The IDEO group is made up of an eclectic mix of people, including—a Stanford Engineer, a Harvard MBA, a linguist, a marketing expert, a psychologist, and a biology major that’s put off medical school 3 times because, well, he’s having too much fun at IDEO!

Kelley further explains the group dynamics, “In a very innovative culture you can’t have a hierarchy of “here’s the boss”…and the next person down and the next person down…because it’s impossible that the boss is the one that’s had the insightful experience with shopping carts [or whatever]…it’s just not possible.”

Watch the full video to see how IDEO applies their design thinking process and you’ll see how chaos and failure help them discover creativity success!

The New Eco-Friendly Skyscraper

Have you ever heard of an environmentally friendly high rise? Me neither, in fact, when I see a new multi-story building going up in Kitchener-Waterloo, I sadly think of all the green that will be annihilated to accommodate the new concrete giant.

However, German architects Sauerbruch Hutton, a firm known for their eco-friendly projects, have shown us the future of mixing Mother Nature with high-rise construction with their innovative computerized facade.

The IEEE Spectrum firm’s KfW Bankengruppe office building, in Frankfurt, has the world’s first “pressure ring” facade. According to Peter Fairley of IEEE Spectrum, it’s a “sensor-controlled ventilators on the outer skin open and close throughout the day in response to temperature, wind direction and speed…throwing a ring of positive pressure around the building. That air is drawn into offices through floor vents and windows along an inner facade workers control; then, it’s exhausted into the building core. So a system of natural ventilation eliminates the need for AC and heat in the fall and spring.

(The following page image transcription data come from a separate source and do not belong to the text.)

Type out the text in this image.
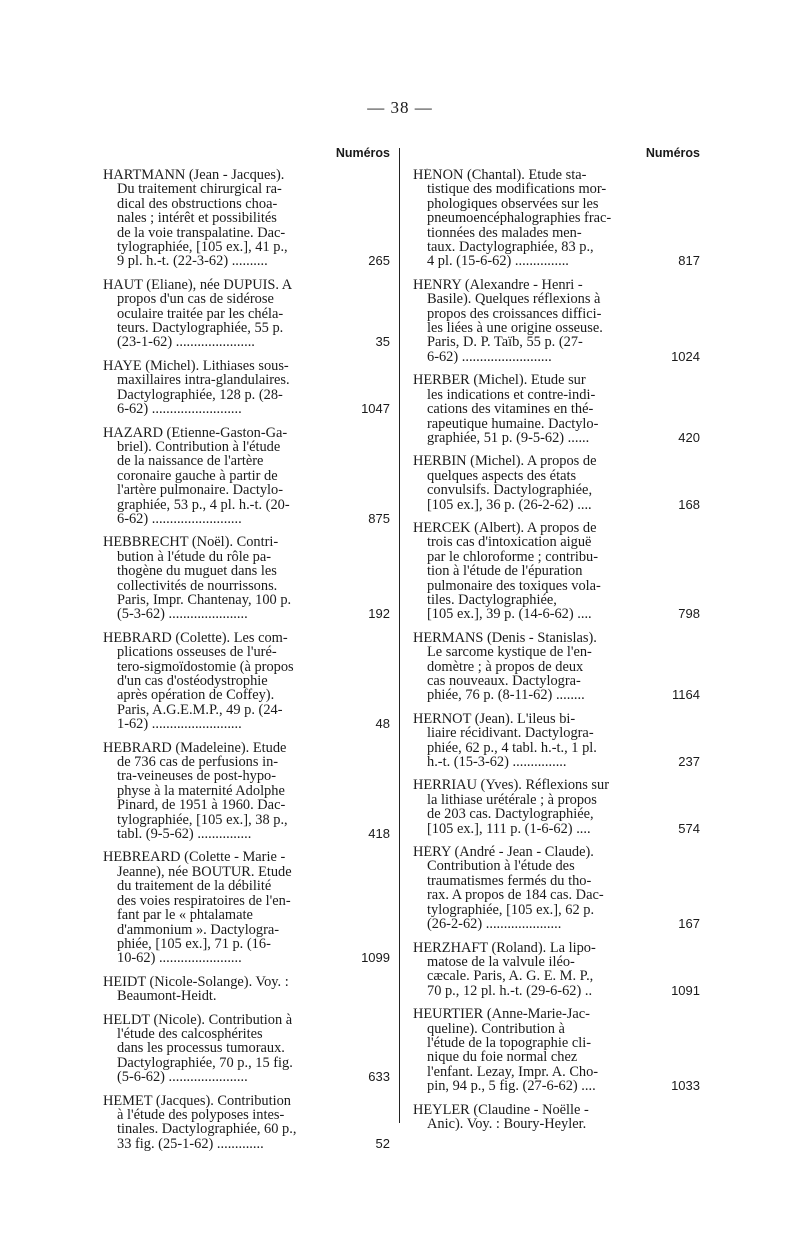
— 38 —
Numéros
HARTMANN (Jean - Jacques).
Du traitement chirurgical ra-
dical des obstructions choa-
nales ; intérêt et possibilités
de la voie transpalatine. Dac-
tylographiée, [105 ex.], 41 p.,
9 pl. h.-t. (22-3-62) ..........	265
HAUT (Eliane), née DUPUIS. A
propos d'un cas de sidérose
oculaire traitée par les chéla-
teurs. Dactylographiée, 55 p.
(23-1-62) ......................	35
HAYE (Michel). Lithiases sous-
maxillaires intra-glandulaires.
Dactylographiée, 128 p. (28-
6-62) .........................	1047
HAZARD (Etienne-Gaston-Ga-
briel). Contribution à l'étude
de la naissance de l'artère
coronaire gauche à partir de
l'artère pulmonaire. Dactylo-
graphiée, 53 p., 4 pl. h.-t. (20-
6-62) .........................	875
HEBBRECHT (Noël). Contri-
bution à l'étude du rôle pa-
thogène du muguet dans les
collectivités de nourrissons.
Paris, Impr. Chantenay, 100 p.
(5-3-62) ......................	192
HEBRARD (Colette). Les com-
plications osseuses de l'uré-
tero-sigmoïdostomie (à propos
d'un cas d'ostéodystrophie
après opération de Coffey).
Paris, A.G.E.M.P., 49 p. (24-
1-62) .........................	48
HEBRARD (Madeleine). Etude
de 736 cas de perfusions in-
tra-veineuses de post-hypo-
physe à la maternité Adolphe
Pinard, de 1951 à 1960. Dac-
tylographiée, [105 ex.], 38 p.,
tabl. (9-5-62) ...............	418
HEBREARD (Colette - Marie -
Jeanne), née BOUTUR. Etude
du traitement de la débilité
des voies respiratoires de l'en-
fant par le « phtalamate
d'ammonium ». Dactylogra-
phiée, [105 ex.], 71 p. (16-
10-62) .......................	1099
HEIDT (Nicole-Solange). Voy. :
Beaumont-Heidt.
HELDT (Nicole). Contribution à
l'étude des calcosphérites
dans les processus tumoraux.
Dactylographiée, 70 p., 15 fig.
(5-6-62) ......................	633
HEMET (Jacques). Contribution
à l'étude des polyposes intes-
tinales. Dactylographiée, 60 p.,
33 fig. (25-1-62) .............	52
Numéros
HÉNON (Chantal). Etude sta-
tistique des modifications mor-
phologiques observées sur les
pneumoencéphalographies frac-
tionnées des malades men-
taux. Dactylographiée, 83 p.,
4 pl. (15-6-62) ...............	817
HENRY (Alexandre - Henri -
Basile). Quelques réflexions à
propos des croissances diffici-
les liées à une origine osseuse.
Paris, D. P. Taïb, 55 p. (27-
6-62) .........................	1024
HERBER (Michel). Etude sur
les indications et contre-indi-
cations des vitamines en thé-
rapeutique humaine. Dactylo-
graphiée, 51 p. (9-5-62) ......	420
HERBIN (Michel). A propos de
quelques aspects des états
convulsifs. Dactylographiée,
[105 ex.], 36 p. (26-2-62) ....	168
HERCEK (Albert). A propos de
trois cas d'intoxication aiguë
par le chloroforme ; contribu-
tion à l'étude de l'épuration
pulmonaire des toxiques vola-
tiles. Dactylographiée,
[105 ex.], 39 p. (14-6-62) ....	798
HERMANS (Denis - Stanislas).
Le sarcome kystique de l'en-
domètre ; à propos de deux
cas nouveaux. Dactylogra-
phiée, 76 p. (8-11-62) ........	1164
HERNOT (Jean). L'ileus bi-
liaire récidivant. Dactylogra-
phiée, 62 p., 4 tabl. h.-t., 1 pl.
h.-t. (15-3-62) ...............	237
HERRIAU (Yves). Réflexions sur
la lithiase urétérale ; à propos
de 203 cas. Dactylographiée,
[105 ex.], 111 p. (1-6-62) ....	574
HÉRY (André - Jean - Claude).
Contribution à l'étude des
traumatismes fermés du tho-
rax. A propos de 184 cas. Dac-
tylographiée, [105 ex.], 62 p.
(26-2-62) .....................	167
HERZHAFT (Roland). La lipo-
matose de la valvule iléo-
cæcale. Paris, A. G. E. M. P.,
70 p., 12 pl. h.-t. (29-6-62) ..	1091
HEURTIER (Anne-Marie-Jac-
queline). Contribution à
l'étude de la topographie cli-
nique du foie normal chez
l'enfant. Lezay, Impr. A. Cho-
pin, 94 p., 5 fig. (27-6-62) ....	1033
HEYLER (Claudine - Noëlle -
Anic). Voy. : Boury-Heyler.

And in extreme weather, when you need an artificial bump, the pressure balance won’t throw your heating and cooling systems out of whack.”

The new high-tech, eco-friendly skin is expected to help the building consume a third of the energy that a typical American office building would consume.

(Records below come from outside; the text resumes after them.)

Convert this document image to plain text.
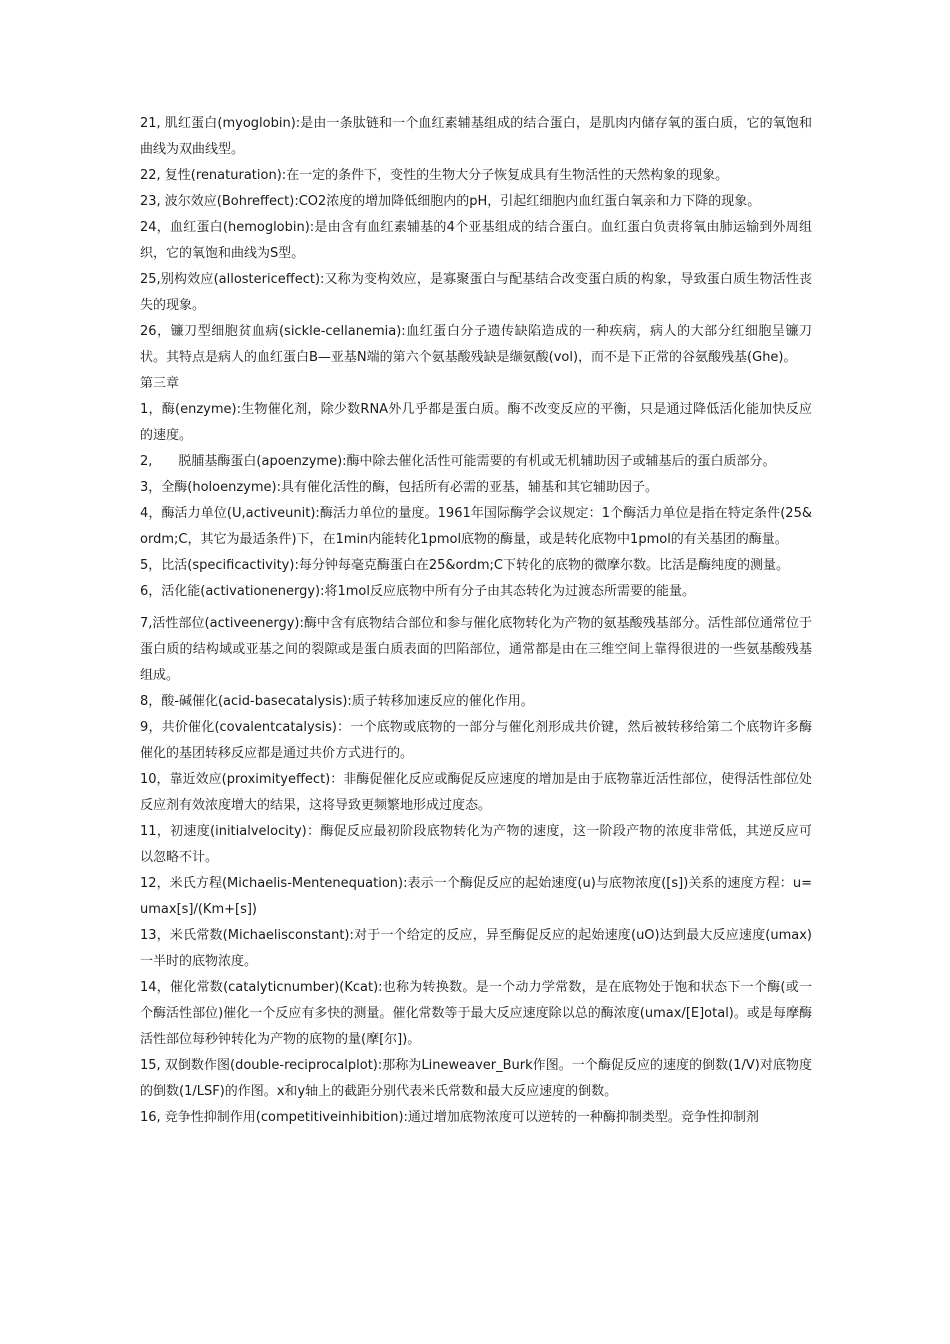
21, 肌红蛋白(myoglobin):是由一条肽链和一个血红素辅基组成的结合蛋白，是肌肉内储存氧的蛋白质，它的氧饱和曲线为双曲线型。

22, 复性(renaturation):在一定的条件下，变性的生物大分子恢复成具有生物活性的天然构象的现象。

23, 波尔效应(Bohreffect):CO2浓度的增加降低细胞内的pH，引起红细胞内血红蛋白氧亲和力下降的现象。

24，血红蛋白(hemoglobin):是由含有血红素辅基的4个亚基组成的结合蛋白。血红蛋白负责将氧由肺运输到外周组织，它的氧饱和曲线为S型。

25,别构效应(allostericeffect):又称为变构效应，是寡聚蛋白与配基结合改变蛋白质的构象，导致蛋白质生物活性丧失的现象。

26，镰刀型细胞贫血病(sickle-cellanemia):血红蛋白分子遗传缺陷造成的一种疾病，病人的大部分红细胞呈镰刀状。其特点是病人的血红蛋白B—亚基N端的第六个氨基酸残缺是缬氨酸(vol)，而不是下正常的谷氨酸残基(Ghe)。

第三章

1，酶(enzyme):生物催化剂，除少数RNA外几乎都是蛋白质。酶不改变反应的平衡，只是通过降低活化能加快反应的速度。

2,　　脱脯基酶蛋白(apoenzyme):酶中除去催化活性可能需要的有机或无机辅助因子或辅基后的蛋白质部分。

3，全酶(holoenzyme):具有催化活性的酶，包括所有必需的亚基，辅基和其它辅助因子。

4，酶活力单位(U,activeunit):酶活力单位的量度。1961年国际酶学会议规定：1个酶活力单位是指在特定条件(25&ordm;C，其它为最适条件)下，在1min内能转化1pmol底物的酶量，或是转化底物中1pmol的有关基团的酶量。

5，比活(specificactivity):每分钟每毫克酶蛋白在25&ordm;C下转化的底物的微摩尔数。比活是酶纯度的测量。

6，活化能(activationenergy):将1mol反应底物中所有分子由其态转化为过渡态所需要的能量。

7,活性部位(activeenergy):酶中含有底物结合部位和参与催化底物转化为产物的氨基酸残基部分。活性部位通常位于蛋白质的结构域或亚基之间的裂隙或是蛋白质表面的凹陷部位，通常都是由在三维空间上靠得很进的一些氨基酸残基组成。

8，酸-碱催化(acid-basecatalysis):质子转移加速反应的催化作用。

9，共价催化(covalentcatalysis)：一个底物或底物的一部分与催化剂形成共价键，然后被转移给第二个底物许多酶催化的基团转移反应都是通过共价方式进行的。

10，靠近效应(proximityeffect)：非酶促催化反应或酶促反应速度的增加是由于底物靠近活性部位，使得活性部位处反应剂有效浓度增大的结果，这将导致更频繁地形成过度态。

11，初速度(initialvelocity)：酶促反应最初阶段底物转化为产物的速度，这一阶段产物的浓度非常低，其逆反应可以忽略不计。

12，米氏方程(Michaelis-Mentenequation):表示一个酶促反应的起始速度(u)与底物浓度([s])关系的速度方程：u=umax[s]/(Km+[s])

13，米氏常数(Michaelisconstant):对于一个给定的反应，异至酶促反应的起始速度(uO)达到最大反应速度(umax)一半时的底物浓度。

14，催化常数(catalyticnumber)(Kcat):也称为转换数。是一个动力学常数，是在底物处于饱和状态下一个酶(或一个酶活性部位)催化一个反应有多快的测量。催化常数等于最大反应速度除以总的酶浓度(umax/[E]otal)。或是每摩酶活性部位每秒钟转化为产物的底物的量(摩[尔])。

15, 双倒数作图(double-reciprocalplot):那称为Lineweaver_Burk作图。一个酶促反应的速度的倒数(1/V)对底物度的倒数(1/LSF)的作图。x和y轴上的截距分别代表米氏常数和最大反应速度的倒数。

16, 竞争性抑制作用(competitiveinhibition):通过增加底物浓度可以逆转的一种酶抑制类型。竞争性抑制剂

Design Thinking: Actively Creating the Future

This morning a quote from Mark Fishman, M.D., President of Novartis Institutes for BioMedical Research was brought to my attention. He said, “If you’re leading a team or mapping out a strategy—if you’re trying to solve a problem— you’re engaged in design.”

Well put Mark! This really captures everything we’ve been posting on the Design Changes blog around design thinking.

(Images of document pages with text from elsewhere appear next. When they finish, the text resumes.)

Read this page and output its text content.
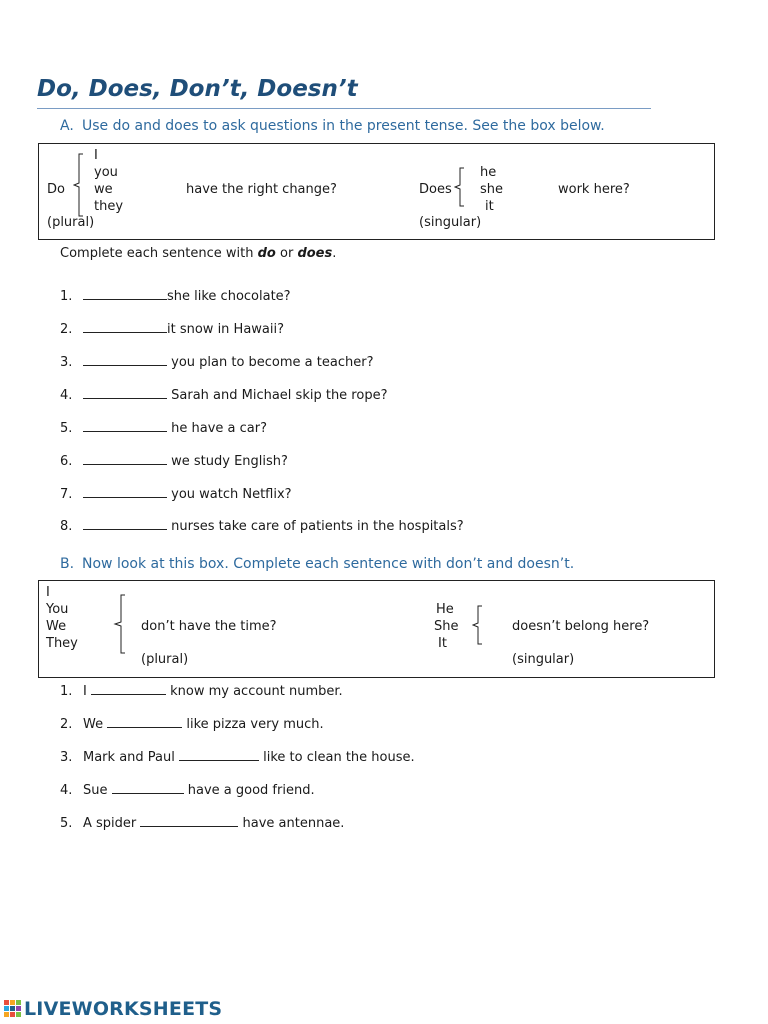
Do, Does, Don’t, Doesn’t
A. Use do and does to ask questions in the present tense. See the box below.
I
you
we
they
Do	have the right change?
(plural)
Does
he
she
it
work here?
(singular)
Complete each sentence with do or does.
1.	she like chocolate?
2.	it snow in Hawaii?
3.	you plan to become a teacher?
4.	Sarah and Michael skip the rope?
5.	he have a car?
6.	we study English?
7.	you watch Netflix?
8.	nurses take care of patients in the hospitals?
B. Now look at this box. Complete each sentence with don’t and doesn’t.
I
You
We
They
don’t have the time?
(plural)
He
She
It
doesn’t belong here?
(singular)
1. I	know my account number.
2. We	like pizza very much.
3. Mark and Paul	like to clean the house.
4. Sue	have a good friend.
5. A spider	have antennae.
LIVEWORKSHEETS
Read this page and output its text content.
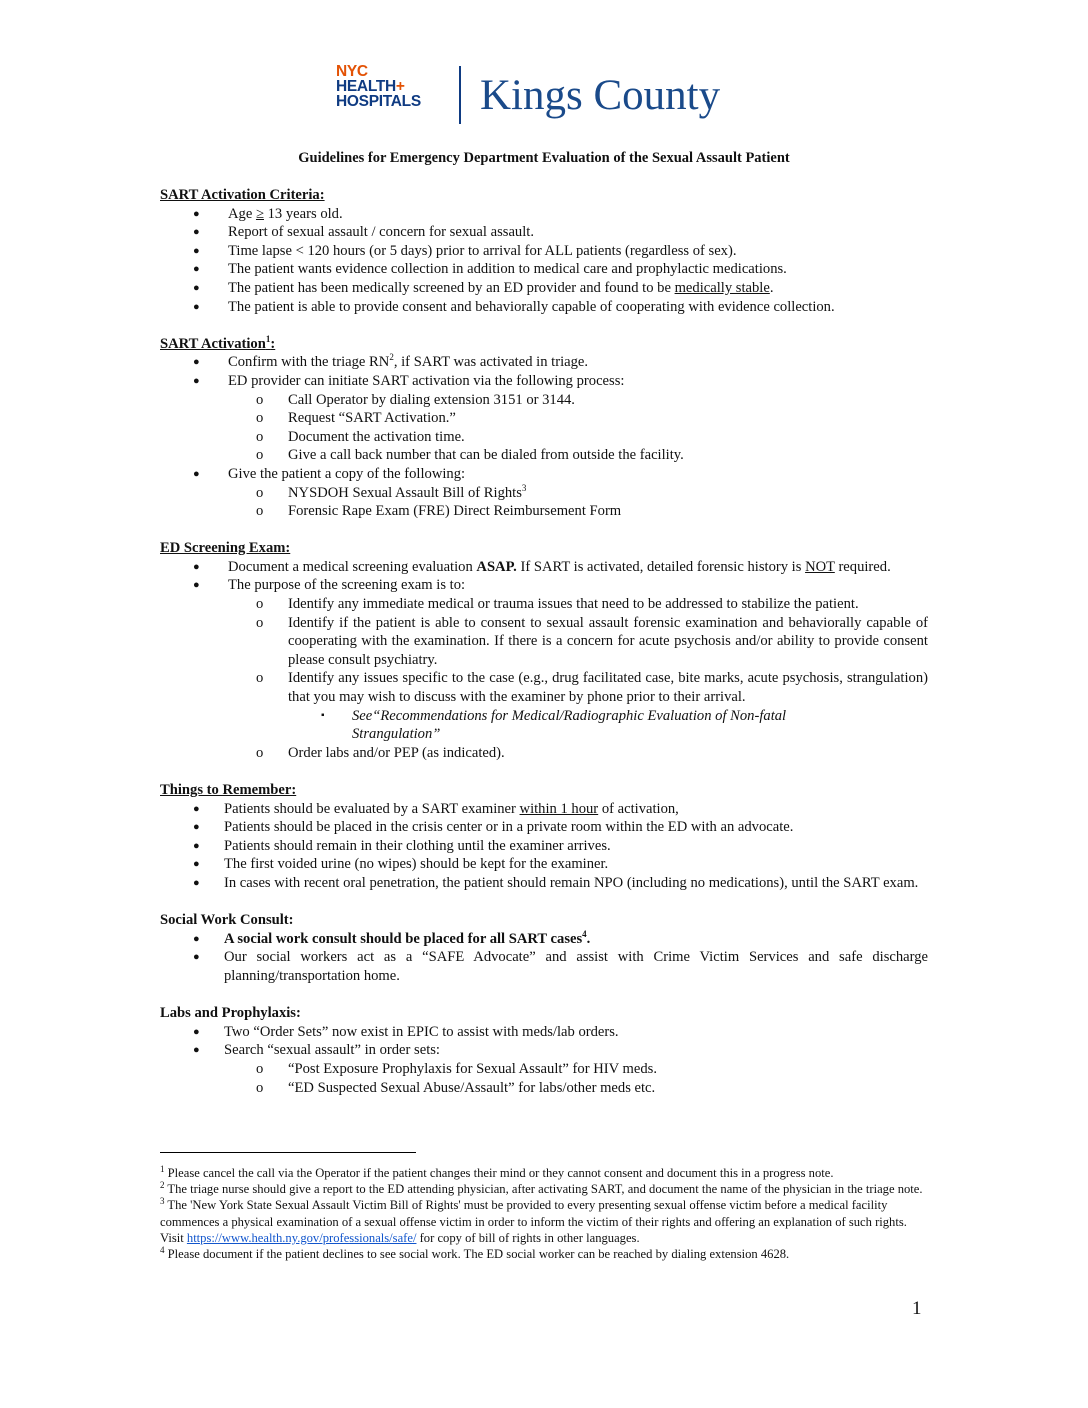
NYC
HEALTH+
HOSPITALS	Kings County
Guidelines for Emergency Department Evaluation of the Sexual Assault Patient

SART Activation Criteria:

● Age ≥ 13 years old.
● Report of sexual assault / concern for sexual assault.
● Time lapse < 120 hours (or 5 days) prior to arrival for ALL patients (regardless of sex).
● The patient wants evidence collection in addition to medical care and prophylactic medications.
● The patient has been medically screened by an ED provider and found to be medically stable.
● The patient is able to provide consent and behaviorally capable of cooperating with evidence collection.

SART Activation$^1$:

● Confirm with the triage $RN^2$, if SART was activated in triage.
● ED provider can initiate SART activation via the following process:
o Call Operator by dialing extension 3151 or 3144.
o Request “SART Activation.”
o Document the activation time.
o Give a call back number that can be dialed from outside the facility.
● Give the patient a copy of the following:
o NYSDOH Sexual Assault Bill of Rights$^3$
o Forensic Rape Exam (FRE) Direct Reimbursement Form

ED Screening Exam:

● Document a medical screening evaluation ASAP. If SART is activated, detailed forensic history is NOT required.
● The purpose of the screening exam is to:
o Identify any immediate medical or trauma issues that need to be addressed to stabilize the patient.
o Identify if the patient is able to consent to sexual assault forensic examination and behaviorally capable of cooperating with the examination. If there is a concern for acute psychosis and/or ability to provide consent please consult psychiatry.
o Identify any issues specific to the case (e.g., drug facilitated case, bite marks, acute psychosis, strangulation) that you may wish to discuss with the examiner by phone prior to their arrival.
▪ See“Recommendations for Medical/Radiographic Evaluation of Non-fatal Strangulation”
o Order labs and/or PEP (as indicated).

Things to Remember:

● Patients should be evaluated by a SART examiner within 1 hour of activation,
● Patients should be placed in the crisis center or in a private room within the ED with an advocate.
● Patients should remain in their clothing until the examiner arrives.
● The first voided urine (no wipes) should be kept for the examiner.
● In cases with recent oral penetration, the patient should remain NPO (including no medications), until the SART exam.

Social Work Consult:

● A social work consult should be placed for all SART cases$^4$.
● Our social workers act as a “SAFE Advocate” and assist with Crime Victim Services and safe discharge planning/transportation home.

Labs and Prophylaxis:

● Two “Order Sets” now exist in EPIC to assist with meds/lab orders.
● Search “sexual assault” in order sets:
o “Post Exposure Prophylaxis for Sexual Assault” for HIV meds.
o “ED Suspected Sexual Abuse/Assault” for labs/other meds etc.

$^1$ Please cancel the call via the Operator if the patient changes their mind or they cannot consent and document this in a progress note.

$^2$ The triage nurse should give a report to the ED attending physician, after activating SART, and document the name of the physician in the triage note.

$^3$ The 'New York State Sexual Assault Victim Bill of Rights' must be provided to every presenting sexual offense victim before a medical facility commences a physical examination of a sexual offense victim in order to inform the victim of their rights and offering an explanation of such rights. Visit https://www.health.ny.gov/professionals/safe/ for copy of bill of rights in other languages.

$^4$ Please document if the patient declines to see social work. The ED social worker can be reached by dialing extension 4628.

1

Regardless of you’re industry—finance, engineering, sales, marketing—we believe that when design thinking is applied to any problem, your chances of an innovation solution dramatically improves.

This is because design thinking is a not problem-focused mind-set —it’s a solution focused mind-set. It uses both left brain and right brain thinking to find an actionable solution. Design thinking can be applied to find:

1. Order in chaos

2. People-centered solutions

3. Emotional/desired appeals

4. Memorable, human experiences (scenarios/stories)

5. Unseen/overlooked opportunities

6. Possibilities for the future

7. Prototypes for solutions

    Internationally renowned academic and author on business and management, Henry Mintzberg, wrote the influential book, The Rise and Fall of Strategic Planning, and he claims, “Leaders and managers need to think like designers…Design and leadership are fundamentally about actively creating the future rather than reacting to the present.” Mintzberg points to large, successful corporations like Apple, Starbucks, Sony, and Virgin, that all use designed thinking in their leadership, management, market, creation and innovation.

    Now, does their success prove that design thinking really works?